The average increase in home appraisals across Texas is 25%, but homeowners can apply for an exemption to limit it to 10%.
BELTON, Texas — Whether it’s rising prices, limited inventory or a boom in new builds, the Texas housing market has seen it all.
But, it’s left Bell County’s Chief Appraiser Billy White stunned.
“This is unprecedented … the fastest growing we’ve ever seen our housing market go,” he said.
White says Bell County is seeing what many Texas areas are seeing: houses selling for over asking price and less than half a month of inventory. He says a stable market should be six months of inventory.
These elements, along with others like neighborhoods, condition and age go into calculating a property’s appraisal.
“We try and follow what’s going on in the market,” he said. “Look at the sales, look at what information is out there and we’re just trying to mirror what’s going on in the market and set a value at what we think you would sell your house for on January 1.”
The current market has property values rising significantly. The average increase in home appraisals across Texas is 25% according to the Texas Association of Appraisal Districts.
White says Bell county is right there or maybe even more.
“Obviously some will be higher, some will be lower, but the median is probably 25 to 30%,” he explained.
The Tax Appraisal District of Bell County is still analyzing properties and information so there is no exact number and it’s able to change. White says last year the median percent change of residential properties was approximately 11%.
McLennan County will see an average rise of about 30%.
White says some counties are going up to 40% to 50%.
He expects many people to protest their appraisal notices once they see how much it’s increased.
“Obviously if they don’t think that it’s worth what we have appraised it, they can come and protest their value and typically discuss it with an appraiser with our staff here and see if they can resolve it,” White said. “If not, they can go before an appraisal review board and they can make a decision on what the value should be.”
But, he says you could also save your property from getting hit.
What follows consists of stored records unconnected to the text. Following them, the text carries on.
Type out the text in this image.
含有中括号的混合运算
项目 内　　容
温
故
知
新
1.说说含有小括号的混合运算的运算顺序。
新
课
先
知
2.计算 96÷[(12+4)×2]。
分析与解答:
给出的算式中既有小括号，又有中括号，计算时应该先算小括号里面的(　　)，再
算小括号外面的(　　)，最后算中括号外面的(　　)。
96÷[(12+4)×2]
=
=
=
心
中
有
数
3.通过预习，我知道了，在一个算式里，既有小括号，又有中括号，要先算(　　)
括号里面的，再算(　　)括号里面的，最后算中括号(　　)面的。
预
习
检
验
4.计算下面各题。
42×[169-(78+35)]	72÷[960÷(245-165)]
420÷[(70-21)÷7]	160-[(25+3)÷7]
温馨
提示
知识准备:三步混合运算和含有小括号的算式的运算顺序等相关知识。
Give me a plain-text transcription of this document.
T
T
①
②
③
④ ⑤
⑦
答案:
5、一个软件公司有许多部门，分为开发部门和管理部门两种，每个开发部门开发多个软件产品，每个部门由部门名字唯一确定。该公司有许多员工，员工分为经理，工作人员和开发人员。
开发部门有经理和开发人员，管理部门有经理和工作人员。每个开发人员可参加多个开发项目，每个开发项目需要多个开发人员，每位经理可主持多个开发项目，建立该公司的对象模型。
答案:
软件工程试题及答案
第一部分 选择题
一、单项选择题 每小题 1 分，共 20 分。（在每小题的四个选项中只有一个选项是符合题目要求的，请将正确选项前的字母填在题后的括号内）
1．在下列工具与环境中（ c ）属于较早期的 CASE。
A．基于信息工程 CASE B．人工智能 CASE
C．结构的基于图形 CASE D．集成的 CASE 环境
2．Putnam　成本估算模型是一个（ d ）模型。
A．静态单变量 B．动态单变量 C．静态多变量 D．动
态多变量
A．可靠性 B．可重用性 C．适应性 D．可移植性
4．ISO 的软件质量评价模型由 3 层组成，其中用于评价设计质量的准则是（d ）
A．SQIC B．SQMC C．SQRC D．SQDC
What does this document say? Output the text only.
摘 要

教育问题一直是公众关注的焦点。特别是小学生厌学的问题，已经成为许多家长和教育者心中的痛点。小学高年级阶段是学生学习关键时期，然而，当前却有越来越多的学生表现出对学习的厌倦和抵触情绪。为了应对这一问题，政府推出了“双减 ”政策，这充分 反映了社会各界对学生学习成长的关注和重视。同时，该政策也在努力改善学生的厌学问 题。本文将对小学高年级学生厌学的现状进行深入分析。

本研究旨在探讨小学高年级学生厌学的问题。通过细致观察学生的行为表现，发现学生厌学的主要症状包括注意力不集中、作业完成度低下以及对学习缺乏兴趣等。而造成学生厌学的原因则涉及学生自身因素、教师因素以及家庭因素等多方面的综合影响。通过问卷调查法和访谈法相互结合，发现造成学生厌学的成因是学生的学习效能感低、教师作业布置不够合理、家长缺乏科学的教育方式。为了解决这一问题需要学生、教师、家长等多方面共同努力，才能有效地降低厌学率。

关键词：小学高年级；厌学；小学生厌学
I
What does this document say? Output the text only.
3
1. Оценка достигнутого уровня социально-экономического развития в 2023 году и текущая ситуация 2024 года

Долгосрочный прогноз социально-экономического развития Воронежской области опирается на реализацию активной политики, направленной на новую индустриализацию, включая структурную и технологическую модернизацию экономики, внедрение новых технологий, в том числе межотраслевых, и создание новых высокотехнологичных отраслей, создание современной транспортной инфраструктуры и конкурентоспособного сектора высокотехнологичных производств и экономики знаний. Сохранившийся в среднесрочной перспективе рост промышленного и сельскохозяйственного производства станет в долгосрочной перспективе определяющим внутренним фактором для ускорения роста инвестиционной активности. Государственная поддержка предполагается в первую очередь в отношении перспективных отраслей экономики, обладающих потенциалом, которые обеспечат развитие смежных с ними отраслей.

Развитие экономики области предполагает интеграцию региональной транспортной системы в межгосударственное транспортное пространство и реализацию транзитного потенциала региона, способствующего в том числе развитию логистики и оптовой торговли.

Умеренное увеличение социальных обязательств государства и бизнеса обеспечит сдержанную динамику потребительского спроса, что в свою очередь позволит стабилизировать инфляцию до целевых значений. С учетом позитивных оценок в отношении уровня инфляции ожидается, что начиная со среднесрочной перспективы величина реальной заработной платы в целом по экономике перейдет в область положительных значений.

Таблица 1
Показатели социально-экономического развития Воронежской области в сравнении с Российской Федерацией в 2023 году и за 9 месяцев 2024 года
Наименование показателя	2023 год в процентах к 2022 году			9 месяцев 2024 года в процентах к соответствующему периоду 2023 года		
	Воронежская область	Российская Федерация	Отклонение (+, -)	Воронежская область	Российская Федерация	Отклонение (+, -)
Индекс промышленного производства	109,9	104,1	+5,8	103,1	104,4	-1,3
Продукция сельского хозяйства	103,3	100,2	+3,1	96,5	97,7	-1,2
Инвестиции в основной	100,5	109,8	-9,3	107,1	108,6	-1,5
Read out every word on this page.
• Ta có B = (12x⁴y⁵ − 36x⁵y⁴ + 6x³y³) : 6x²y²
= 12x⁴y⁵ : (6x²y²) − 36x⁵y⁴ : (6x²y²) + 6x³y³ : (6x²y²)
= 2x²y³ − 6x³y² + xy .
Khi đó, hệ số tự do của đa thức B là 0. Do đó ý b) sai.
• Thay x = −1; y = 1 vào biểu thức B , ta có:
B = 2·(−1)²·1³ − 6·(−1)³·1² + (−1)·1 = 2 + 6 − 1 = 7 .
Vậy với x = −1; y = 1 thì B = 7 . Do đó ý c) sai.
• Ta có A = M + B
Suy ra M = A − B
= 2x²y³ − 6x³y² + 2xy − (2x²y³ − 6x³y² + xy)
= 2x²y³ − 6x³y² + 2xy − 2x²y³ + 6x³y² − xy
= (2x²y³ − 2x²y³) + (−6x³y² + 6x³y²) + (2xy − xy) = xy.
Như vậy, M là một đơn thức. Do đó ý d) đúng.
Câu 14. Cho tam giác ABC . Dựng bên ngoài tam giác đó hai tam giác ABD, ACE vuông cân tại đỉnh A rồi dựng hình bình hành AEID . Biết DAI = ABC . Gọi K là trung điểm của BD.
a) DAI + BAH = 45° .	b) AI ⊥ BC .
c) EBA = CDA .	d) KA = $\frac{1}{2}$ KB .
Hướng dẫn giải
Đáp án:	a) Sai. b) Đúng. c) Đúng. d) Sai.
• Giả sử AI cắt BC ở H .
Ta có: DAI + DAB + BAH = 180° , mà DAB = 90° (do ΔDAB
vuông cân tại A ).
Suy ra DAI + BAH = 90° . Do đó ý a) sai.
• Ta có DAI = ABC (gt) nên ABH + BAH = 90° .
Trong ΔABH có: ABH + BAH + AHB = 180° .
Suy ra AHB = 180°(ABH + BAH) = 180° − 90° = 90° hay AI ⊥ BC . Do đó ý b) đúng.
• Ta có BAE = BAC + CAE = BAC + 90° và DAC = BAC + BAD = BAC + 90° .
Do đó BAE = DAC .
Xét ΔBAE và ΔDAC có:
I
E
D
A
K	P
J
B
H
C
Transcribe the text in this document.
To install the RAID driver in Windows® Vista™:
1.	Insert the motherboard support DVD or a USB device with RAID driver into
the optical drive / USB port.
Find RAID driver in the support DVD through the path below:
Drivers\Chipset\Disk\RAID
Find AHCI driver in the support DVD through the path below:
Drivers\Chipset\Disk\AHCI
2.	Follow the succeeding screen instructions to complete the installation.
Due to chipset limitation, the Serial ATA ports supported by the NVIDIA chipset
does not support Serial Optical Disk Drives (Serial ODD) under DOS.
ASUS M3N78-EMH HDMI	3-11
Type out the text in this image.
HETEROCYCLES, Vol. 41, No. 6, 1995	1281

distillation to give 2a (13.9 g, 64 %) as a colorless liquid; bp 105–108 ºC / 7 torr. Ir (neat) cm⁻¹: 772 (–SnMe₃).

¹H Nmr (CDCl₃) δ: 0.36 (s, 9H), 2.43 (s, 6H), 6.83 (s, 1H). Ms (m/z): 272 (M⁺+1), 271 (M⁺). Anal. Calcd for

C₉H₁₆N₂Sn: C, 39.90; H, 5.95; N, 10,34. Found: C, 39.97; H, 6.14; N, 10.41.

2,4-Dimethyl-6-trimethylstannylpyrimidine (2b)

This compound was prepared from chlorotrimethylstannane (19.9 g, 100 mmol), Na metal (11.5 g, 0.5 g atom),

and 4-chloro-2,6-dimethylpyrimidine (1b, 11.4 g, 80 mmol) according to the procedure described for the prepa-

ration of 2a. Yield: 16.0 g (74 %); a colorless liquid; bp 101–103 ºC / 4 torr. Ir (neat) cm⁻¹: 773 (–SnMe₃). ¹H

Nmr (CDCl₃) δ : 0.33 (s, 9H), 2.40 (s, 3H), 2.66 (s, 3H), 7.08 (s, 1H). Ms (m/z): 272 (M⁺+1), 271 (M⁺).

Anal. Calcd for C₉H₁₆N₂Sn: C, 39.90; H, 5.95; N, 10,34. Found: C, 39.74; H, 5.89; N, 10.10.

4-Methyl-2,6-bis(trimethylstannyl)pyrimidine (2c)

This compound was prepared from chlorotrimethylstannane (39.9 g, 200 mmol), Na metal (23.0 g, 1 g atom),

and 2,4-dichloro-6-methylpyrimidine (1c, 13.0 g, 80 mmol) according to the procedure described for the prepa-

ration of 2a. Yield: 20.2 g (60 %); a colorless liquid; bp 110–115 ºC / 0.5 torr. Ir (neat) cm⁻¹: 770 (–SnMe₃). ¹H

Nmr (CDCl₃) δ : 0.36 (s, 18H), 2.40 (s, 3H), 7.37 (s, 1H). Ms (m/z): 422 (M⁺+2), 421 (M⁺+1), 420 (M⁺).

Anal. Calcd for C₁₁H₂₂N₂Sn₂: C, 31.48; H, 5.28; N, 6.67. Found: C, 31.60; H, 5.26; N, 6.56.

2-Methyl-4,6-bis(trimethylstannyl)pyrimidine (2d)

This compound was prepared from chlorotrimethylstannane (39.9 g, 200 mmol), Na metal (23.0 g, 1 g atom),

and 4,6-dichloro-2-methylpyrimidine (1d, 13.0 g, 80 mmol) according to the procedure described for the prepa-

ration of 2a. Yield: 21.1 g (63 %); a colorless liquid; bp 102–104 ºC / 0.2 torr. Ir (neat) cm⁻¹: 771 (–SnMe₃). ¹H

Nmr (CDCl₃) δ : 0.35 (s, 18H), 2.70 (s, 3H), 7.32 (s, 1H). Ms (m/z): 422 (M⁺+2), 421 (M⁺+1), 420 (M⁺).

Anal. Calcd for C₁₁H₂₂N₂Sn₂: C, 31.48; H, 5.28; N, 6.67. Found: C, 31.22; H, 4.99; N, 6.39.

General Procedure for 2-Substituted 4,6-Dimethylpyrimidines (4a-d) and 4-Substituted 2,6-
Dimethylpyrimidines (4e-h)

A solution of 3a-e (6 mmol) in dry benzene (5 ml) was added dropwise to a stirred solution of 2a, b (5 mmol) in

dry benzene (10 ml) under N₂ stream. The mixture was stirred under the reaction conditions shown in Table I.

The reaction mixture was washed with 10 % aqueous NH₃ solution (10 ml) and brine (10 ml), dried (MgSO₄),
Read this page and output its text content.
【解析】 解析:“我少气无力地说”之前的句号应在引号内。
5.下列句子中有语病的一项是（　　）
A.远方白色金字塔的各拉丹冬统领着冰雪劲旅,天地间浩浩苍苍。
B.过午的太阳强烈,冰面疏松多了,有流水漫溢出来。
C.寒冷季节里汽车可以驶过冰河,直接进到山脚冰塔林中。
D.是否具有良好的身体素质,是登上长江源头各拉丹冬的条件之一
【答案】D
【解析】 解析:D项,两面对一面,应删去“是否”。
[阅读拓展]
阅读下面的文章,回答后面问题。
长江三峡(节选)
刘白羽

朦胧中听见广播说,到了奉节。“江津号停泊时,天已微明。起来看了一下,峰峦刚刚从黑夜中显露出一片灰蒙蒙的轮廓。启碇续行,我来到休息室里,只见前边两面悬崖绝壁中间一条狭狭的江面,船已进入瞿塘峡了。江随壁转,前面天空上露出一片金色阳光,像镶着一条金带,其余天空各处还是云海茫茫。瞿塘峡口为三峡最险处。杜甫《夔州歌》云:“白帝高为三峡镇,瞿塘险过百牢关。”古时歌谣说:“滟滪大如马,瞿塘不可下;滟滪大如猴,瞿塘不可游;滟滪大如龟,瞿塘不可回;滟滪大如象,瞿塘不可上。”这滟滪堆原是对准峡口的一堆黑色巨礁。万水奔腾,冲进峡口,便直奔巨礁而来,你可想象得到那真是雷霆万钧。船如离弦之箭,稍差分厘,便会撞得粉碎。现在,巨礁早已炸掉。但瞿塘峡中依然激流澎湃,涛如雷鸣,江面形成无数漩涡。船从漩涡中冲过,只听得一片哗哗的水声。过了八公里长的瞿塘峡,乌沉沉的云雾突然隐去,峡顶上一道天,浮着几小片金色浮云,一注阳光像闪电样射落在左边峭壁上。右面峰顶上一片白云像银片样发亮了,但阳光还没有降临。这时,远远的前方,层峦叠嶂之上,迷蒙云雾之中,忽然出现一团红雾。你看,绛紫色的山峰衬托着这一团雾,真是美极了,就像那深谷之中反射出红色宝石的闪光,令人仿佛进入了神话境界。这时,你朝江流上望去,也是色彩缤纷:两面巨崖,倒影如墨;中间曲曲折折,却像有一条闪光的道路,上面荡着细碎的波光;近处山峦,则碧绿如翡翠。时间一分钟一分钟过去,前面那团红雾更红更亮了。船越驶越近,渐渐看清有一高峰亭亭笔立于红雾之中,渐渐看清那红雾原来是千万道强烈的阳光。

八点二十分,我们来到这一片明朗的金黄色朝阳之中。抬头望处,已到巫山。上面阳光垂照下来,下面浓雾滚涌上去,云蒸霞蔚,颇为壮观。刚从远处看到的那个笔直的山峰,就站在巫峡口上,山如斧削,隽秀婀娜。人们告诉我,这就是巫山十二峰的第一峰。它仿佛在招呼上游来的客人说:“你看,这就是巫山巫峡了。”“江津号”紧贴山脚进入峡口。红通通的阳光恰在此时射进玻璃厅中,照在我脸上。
“If you have a homestead exemption, your assessed value, your appraised value, can only go up 10% from what it was assessed last year,” White said.
White says less than half the homes in Bell County have homestead exemptions but more people should take advantage of the opportunity.
If you forgot, you can file it now and even get credit for the last two years.
“Well the typical qualification for homesteads is you have to live in it as your primary residence and you have to actually have your driver’s license, in most cases, your driver’s license has to match your actual house address,” White added.
Rent houses or commercial properties don’t qualify for a homestead exemption.
It’s important to note that appraisals don’t entirely impact taxes. They’re just part of the equation.
It will be up to taxing entities like cities, counties or school districts to decide if the rise in home values will raise or decrease taxes.
The Tax Appraisal District of Bell County is hoping to have notices out to citizens by mid-April.